Figure 1 was published in Japanese Patent Application Laid-Open No. 56-1456
01, FIG. 2 is a vertical cross-sectional view of an embodiment of a metal hydride container used in the heat storage device of the present invention, and FIG. 8 is a longitudinal sectional view of an embodiment of the heat storage device of the present invention. FIG. 2 is a perspective view including a partial cross-sectional view illustrating the internal structure of the device. (1) α leakage: outer tube of donut-shaped heat pipe, (2
) (to)...Tube, till f211-...Porous conduit, rmr22Im-...Heat exchanger, l1llq...
・Heat medium, (12a) (12b) (24a) (24b
) (88a) (88b)... Heat medium inlet/output conduit, 03 (to)... Insulating material, (c)... Heat exchange fin, (27
a) (27b) (27c) - Metal hydride container, @
...insulation body, (80a) [80b) (80c) -
Connection part, 131)...Hydrogen distributor, 02...Hydrogen storage tank, and (84a) (84b) (84c)...

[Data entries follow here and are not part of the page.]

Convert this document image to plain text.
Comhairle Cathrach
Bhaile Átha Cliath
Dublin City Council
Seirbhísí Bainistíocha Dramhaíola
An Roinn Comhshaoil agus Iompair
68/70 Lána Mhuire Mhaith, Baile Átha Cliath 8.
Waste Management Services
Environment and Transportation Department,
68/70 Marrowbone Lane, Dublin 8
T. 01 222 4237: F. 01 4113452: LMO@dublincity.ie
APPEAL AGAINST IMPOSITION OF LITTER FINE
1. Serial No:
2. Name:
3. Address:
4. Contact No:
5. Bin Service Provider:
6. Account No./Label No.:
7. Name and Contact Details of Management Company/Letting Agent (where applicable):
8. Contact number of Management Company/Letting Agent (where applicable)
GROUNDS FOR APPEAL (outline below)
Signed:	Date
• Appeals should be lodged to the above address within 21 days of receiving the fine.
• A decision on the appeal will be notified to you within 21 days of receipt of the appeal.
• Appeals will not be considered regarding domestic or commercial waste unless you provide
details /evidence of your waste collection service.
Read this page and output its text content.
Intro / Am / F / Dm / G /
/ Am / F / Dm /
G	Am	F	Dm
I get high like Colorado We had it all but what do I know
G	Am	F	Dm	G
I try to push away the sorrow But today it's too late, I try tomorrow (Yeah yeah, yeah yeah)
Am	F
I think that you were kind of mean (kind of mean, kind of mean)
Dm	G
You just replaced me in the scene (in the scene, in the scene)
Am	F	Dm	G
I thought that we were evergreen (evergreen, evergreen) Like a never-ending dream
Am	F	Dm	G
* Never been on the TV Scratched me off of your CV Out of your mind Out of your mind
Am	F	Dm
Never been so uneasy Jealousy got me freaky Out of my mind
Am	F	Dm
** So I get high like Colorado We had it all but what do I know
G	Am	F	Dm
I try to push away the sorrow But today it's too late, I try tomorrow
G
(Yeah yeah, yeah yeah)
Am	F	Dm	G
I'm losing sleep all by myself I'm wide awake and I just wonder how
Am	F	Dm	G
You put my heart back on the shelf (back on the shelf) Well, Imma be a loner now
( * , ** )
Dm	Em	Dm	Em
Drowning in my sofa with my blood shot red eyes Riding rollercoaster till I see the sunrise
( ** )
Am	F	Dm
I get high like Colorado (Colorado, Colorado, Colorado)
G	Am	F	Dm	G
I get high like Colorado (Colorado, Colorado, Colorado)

・Heat exchange part of metal hydride container.

Claims (1)

[Claims] 1. The central hollow part of the donut-shaped heat pipe is filled with a metal hydride, and the center openings at both ends of the central hollow part are closed by a closing member, and the closing member has a hydrogen inlet/outlet valve having an on-off valve. At the outer periphery of the heat vibrator at approximately the center in the longitudinal direction of the metal hydride container installed so as to communicate with the central hollow part of the heat pipe through a conduit through which hydrogen can pass but metal hydride cannot pass through a partition, A metal hydride heat storage device connected to a heat exchanger that enables heat exchange between the working fluid of the heat pipe and other fluids. 2. The central hollow part of the doughnut-shaped heat pipe is filled with metal hydride, and the center openings at both ends of the central hollow part are closed with closing members, and the closing member has a hydrogen inlet/outlet conduit having an on-off valve, through which hydrogen passes. A plurality of metal hydride containers are installed so as to communicate with the central hollow part of the heat pipe through partitions that cannot pass the metal hydride. a heat insulating body formed by horizontal grooves arranged side by side into which chemical containers can be inserted and supported;
A heat insulating cover for the opening of these horizontal grooves, a heat insulating body, and a heat insulating cover are attached to the heat insulating body and the heat insulating cover, and the heat pipe working fluid and other fluids are connected to the outer periphery of the heat pipe in the longitudinal direction of each metal hydride container. A metal hydride heat storage device comprising a heat exchanger that enables heat exchange, a hydrogen gas distributor and a hydrogen gas storage tank connected to a hydrogen inlet/outlet of each metal hydride container.